Example: To find the Bioproject record for the 2014 metagenomic survey of the New York City subway system:

  1. Enter "New York City" AND subway in the BioProject search box and click Search
  2. Note filters on the left-hand side to narrow a search if too many results are retrieved
  3. Select urban metagenome (accession: PRJNA271013)
  4. Note the information about the project contained in the record; in particular, the links to associated publications and related resources.
  5. In the right-hand menu, note the links to Related information in other NCBI databases

BioProject records link reciprocally to their constituent BioSample and SRA records:

  1. Scroll down to Project Data: this project comprises 1457 BioSample records and 1572 SRA experiments.

BioSample home

BioSample can be searched independently by keyword or using field tags and filters.

Types of BioSamples: https://submit.ncbi.nlm.nih.gov/biosample/template/

Or, BioSample records can be accessed from their associated BioProject:

Example: To find all the BioSample records from the 2014 metagenomic survey of the New York City subway system:

  1. From the BioProject "urban metagenome" record under Project Data, right-click on Other Datasets: BioSample: 1457 to see all of the BioSample records for this BioProject
  2. To see details for each sample, at top left change Summary to Full
  3. To download all the Biosample records, at top right click on Send to: File
  4. Select Format: Full (text) (or choose another format) and click Create File

If a particular sample or location is of interest use the geolocation information, or use the PathoMap Website linked from the BioProject record.

On the PathoMap Website, select both Subway Lines and Data Points under Reference in the right-hand menu, and the organism of interest in the left-hand menu.
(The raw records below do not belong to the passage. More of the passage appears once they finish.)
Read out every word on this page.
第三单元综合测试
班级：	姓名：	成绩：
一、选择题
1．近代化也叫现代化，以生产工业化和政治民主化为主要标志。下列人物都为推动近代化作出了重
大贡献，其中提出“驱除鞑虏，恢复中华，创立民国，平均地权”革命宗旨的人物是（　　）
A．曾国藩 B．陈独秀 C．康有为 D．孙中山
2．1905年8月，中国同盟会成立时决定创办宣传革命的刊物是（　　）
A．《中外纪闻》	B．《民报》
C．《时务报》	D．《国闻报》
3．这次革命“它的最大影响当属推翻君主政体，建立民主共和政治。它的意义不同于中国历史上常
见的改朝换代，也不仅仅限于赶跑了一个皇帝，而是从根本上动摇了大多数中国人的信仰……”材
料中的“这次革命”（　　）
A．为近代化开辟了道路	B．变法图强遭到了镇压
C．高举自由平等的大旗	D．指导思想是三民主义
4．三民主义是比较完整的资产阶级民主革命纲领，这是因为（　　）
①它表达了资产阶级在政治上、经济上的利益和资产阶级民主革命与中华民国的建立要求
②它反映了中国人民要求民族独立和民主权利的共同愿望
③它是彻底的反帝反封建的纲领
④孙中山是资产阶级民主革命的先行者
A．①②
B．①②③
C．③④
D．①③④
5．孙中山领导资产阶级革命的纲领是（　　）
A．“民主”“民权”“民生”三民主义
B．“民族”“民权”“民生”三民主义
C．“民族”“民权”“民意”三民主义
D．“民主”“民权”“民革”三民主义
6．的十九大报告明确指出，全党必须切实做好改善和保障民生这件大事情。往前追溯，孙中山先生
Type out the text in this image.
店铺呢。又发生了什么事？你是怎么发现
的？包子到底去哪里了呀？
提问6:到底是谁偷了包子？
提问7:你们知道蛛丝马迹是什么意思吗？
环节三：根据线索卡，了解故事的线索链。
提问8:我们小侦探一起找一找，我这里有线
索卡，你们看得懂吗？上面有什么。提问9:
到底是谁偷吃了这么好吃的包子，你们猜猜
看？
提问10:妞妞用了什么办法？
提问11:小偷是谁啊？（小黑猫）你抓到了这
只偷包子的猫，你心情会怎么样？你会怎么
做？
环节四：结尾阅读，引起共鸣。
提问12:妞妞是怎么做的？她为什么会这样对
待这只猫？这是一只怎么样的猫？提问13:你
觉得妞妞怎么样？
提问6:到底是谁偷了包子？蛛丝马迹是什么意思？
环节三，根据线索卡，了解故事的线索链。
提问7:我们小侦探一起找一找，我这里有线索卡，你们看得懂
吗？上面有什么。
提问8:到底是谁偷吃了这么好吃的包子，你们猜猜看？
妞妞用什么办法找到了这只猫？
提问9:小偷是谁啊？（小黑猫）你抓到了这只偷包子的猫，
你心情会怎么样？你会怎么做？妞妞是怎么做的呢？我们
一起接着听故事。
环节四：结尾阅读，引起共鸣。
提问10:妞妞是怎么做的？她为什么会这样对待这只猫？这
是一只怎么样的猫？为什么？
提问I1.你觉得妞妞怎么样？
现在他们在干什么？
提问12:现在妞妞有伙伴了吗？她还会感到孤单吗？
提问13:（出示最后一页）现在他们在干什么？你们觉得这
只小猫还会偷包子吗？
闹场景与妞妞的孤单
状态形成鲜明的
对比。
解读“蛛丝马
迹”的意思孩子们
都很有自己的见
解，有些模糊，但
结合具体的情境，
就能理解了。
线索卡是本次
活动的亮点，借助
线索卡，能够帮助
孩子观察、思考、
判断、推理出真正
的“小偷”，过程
Clicking on the sample location on the map will provide information about the sample.

NCBI tools are redundant and interlinked -- you can get to the same information in multiple ways.

SRA can be searched independently, or SRA records associated with a specific BioProject or BioSample are linked from their respective records.

Each SRA record is given a unique accession number based on the source database (SRA, European Bioinformatics Institute (EBI), or DNA Data Bank of Japan (DDBJ)), and the type of record (Study, Sample, Experiment, Run):

  1. Study (e.g., the SRA record associated with a specific BioProject): SRP#, ERP#, or DRP#
  2. Sample (e.g.,the SRA record associated with a specific BioSample): SRS#, ERS#, or DRS#
  3. Experiment (e.g., the SRA record for a specific experiment or run(s)): SRX#, ERX#, or DRX#
  4. Run (e.g., the SRA record for a specific run): SRR#, ERR#, or DRR#

Example: To find all the SRA records and sequence data from the 2014 metagenomic survey of the New York City subway system:

  1. From the BioProject "urban metagenome" record under Project Data, right-click on Sequence Data: 1572. This will display the records for all 1572 SRA experiments for this BioProject.

To see the details for each experiment including the sequence data, click on its title.

Example: Shotgun sequencing of environmental sample: Sample P00189 (Accession SRX836091)

  1. Right-click on the title of the third record, Shotgun sequencing of environmental sample: Sample P00189
  2. Note the information about this experiment: the instrument used, links to the BioProject, BioSample, and SRA Study records, spot descriptor, and run information.
  3. In the Run table under Runs, right-click on the run accession number SRR1748784
  4. The Metadata tab of the Run browser shows information about the run.
  5. The Analysis tab shows a taxonomy of organisms identified from the sequence data.
  6. The Reads tab shows the sequence data.
  7. The Data Access tab provides links to access the sequence data.